通じあっているのが不思議であるし、善法寺とて気にならない訳ではないが、追求したとて後が恐いと、委員会の後輩をやんわりと諫める。
「私の家の父ちゃんと母ちゃんもあんな会話してるよ」
もう一人の後輩が、眼鏡の奥の瞳を細めながら言う。
「うん。僕の家でも。あれって言うだけで、お互いに分かってるんだよねえ」
その後輩の同級の子もにこにこと頷く。
少し違う気もするんだけどなあ。と善法寺は苦笑を浮かべた。
「その通りさ。私達は夫婦だから以心伝心なんだよ」
そんな子ども達の無邪気な声を受けて、泣く子も黙る忍組頭、雑渡昆奈門は片目をにやりと歪ませながら女の肩を抱いた。
「悪のりは止めてくださいませ」
そんな雑渡に、拒否とまではいかないが、奥方のそれにしては少々冷たい気もする反応を返す彼女、さくに、善法寺はさらに苦笑を深める。

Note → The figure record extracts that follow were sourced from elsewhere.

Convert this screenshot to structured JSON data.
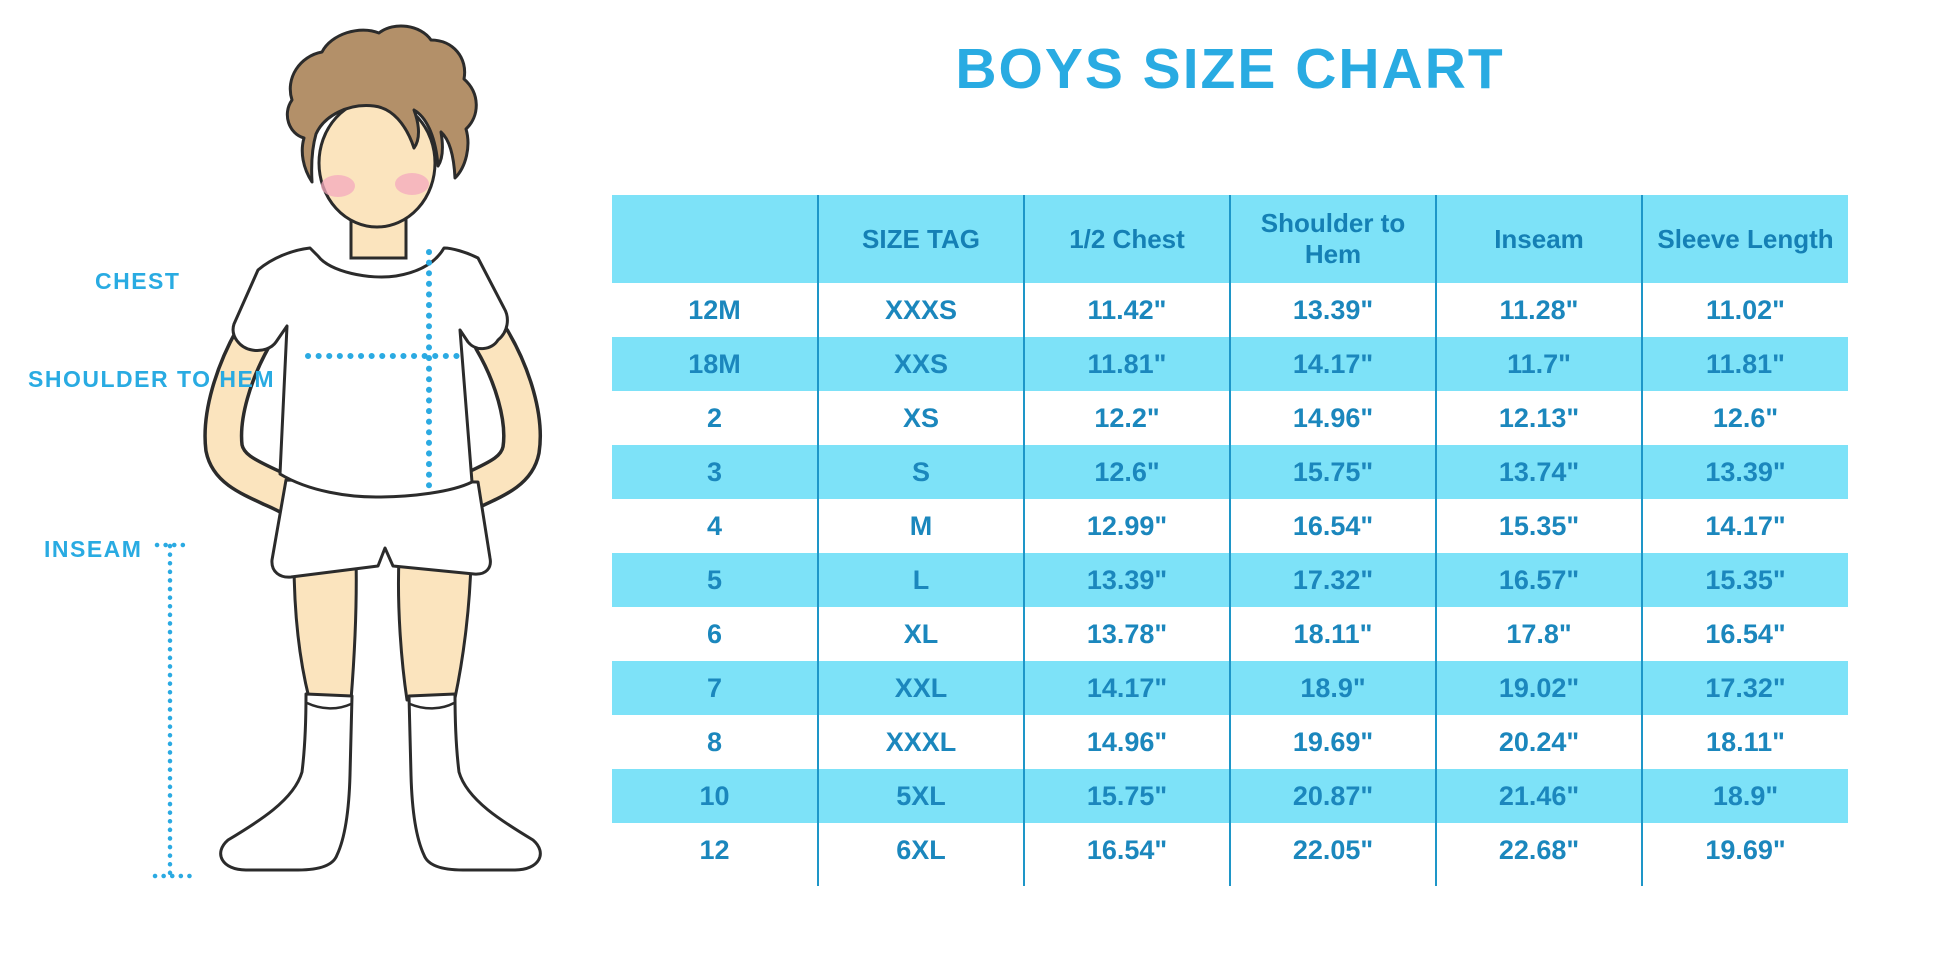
{
  "title": "BOYS SIZE CHART",
  "figure_labels": {
    "chest": "CHEST",
    "shoulder_to_hem": "SHOULDER TO HEM",
    "inseam": "INSEAM"
  },
  "colors": {
    "accent": "#29ABE2",
    "table_fill": "#7DE2F8",
    "table_text": "#1B87BD",
    "header_text": "#1580B5",
    "separator": "#1E96C8",
    "skin": "#FBE4BE",
    "hair": "#B39069",
    "blush": "#F4A9BE",
    "outline": "#2B2B2B"
  },
  "chart_data": {
    "type": "table",
    "title": "BOYS SIZE CHART",
    "columns": [
      "",
      "SIZE TAG",
      "1/2 Chest",
      "Shoulder to Hem",
      "Inseam",
      "Sleeve Length"
    ],
    "rows": [
      [
        "12M",
        "XXXS",
        "11.42\"",
        "13.39\"",
        "11.28\"",
        "11.02\""
      ],
      [
        "18M",
        "XXS",
        "11.81\"",
        "14.17\"",
        "11.7\"",
        "11.81\""
      ],
      [
        "2",
        "XS",
        "12.2\"",
        "14.96\"",
        "12.13\"",
        "12.6\""
      ],
      [
        "3",
        "S",
        "12.6\"",
        "15.75\"",
        "13.74\"",
        "13.39\""
      ],
      [
        "4",
        "M",
        "12.99\"",
        "16.54\"",
        "15.35\"",
        "14.17\""
      ],
      [
        "5",
        "L",
        "13.39\"",
        "17.32\"",
        "16.57\"",
        "15.35\""
      ],
      [
        "6",
        "XL",
        "13.78\"",
        "18.11\"",
        "17.8\"",
        "16.54\""
      ],
      [
        "7",
        "XXL",
        "14.17\"",
        "18.9\"",
        "19.02\"",
        "17.32\""
      ],
      [
        "8",
        "XXXL",
        "14.96\"",
        "19.69\"",
        "20.24\"",
        "18.11\""
      ],
      [
        "10",
        "5XL",
        "15.75\"",
        "20.87\"",
        "21.46\"",
        "18.9\""
      ],
      [
        "12",
        "6XL",
        "16.54\"",
        "22.05\"",
        "22.68\"",
        "19.69\""
      ]
    ]
  }
}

せっかくの美人なのに、ここまで愛想がないと魅力が半減して勿体無いな、と胸の内で独り言ちながら、善法寺伊作は彼女の足の添え木の上から包帯を蒔いた。
「はい、終わりました。暫くは安静にしてくださいね」
「有難うございます。お手を煩わせて申しわけありません」
「保健委員会として当然ですから」
善法寺の言葉に、さくはわずかにきょとんとした表情になり、首を傾げる。
「ね、此処の子達って良い子達でしょう」
雑渡はさくにそう笑いかける。
「ええ……そうですね」
さくの手が、幼い後輩達の頭をゆっくり撫でる。
「昆奈門様の、御執心の訳が、分かる気がいたします」
雑渡は目を柔らかく細めながら、さくを見ていた。
その優し気な表情に、善法寺はわずかに目を見開く。
こんな穏やかな表情もできるのか、と。
「失礼します」
その時、部屋の空気に飛びこむ様な声と共に、少年が入ってきた。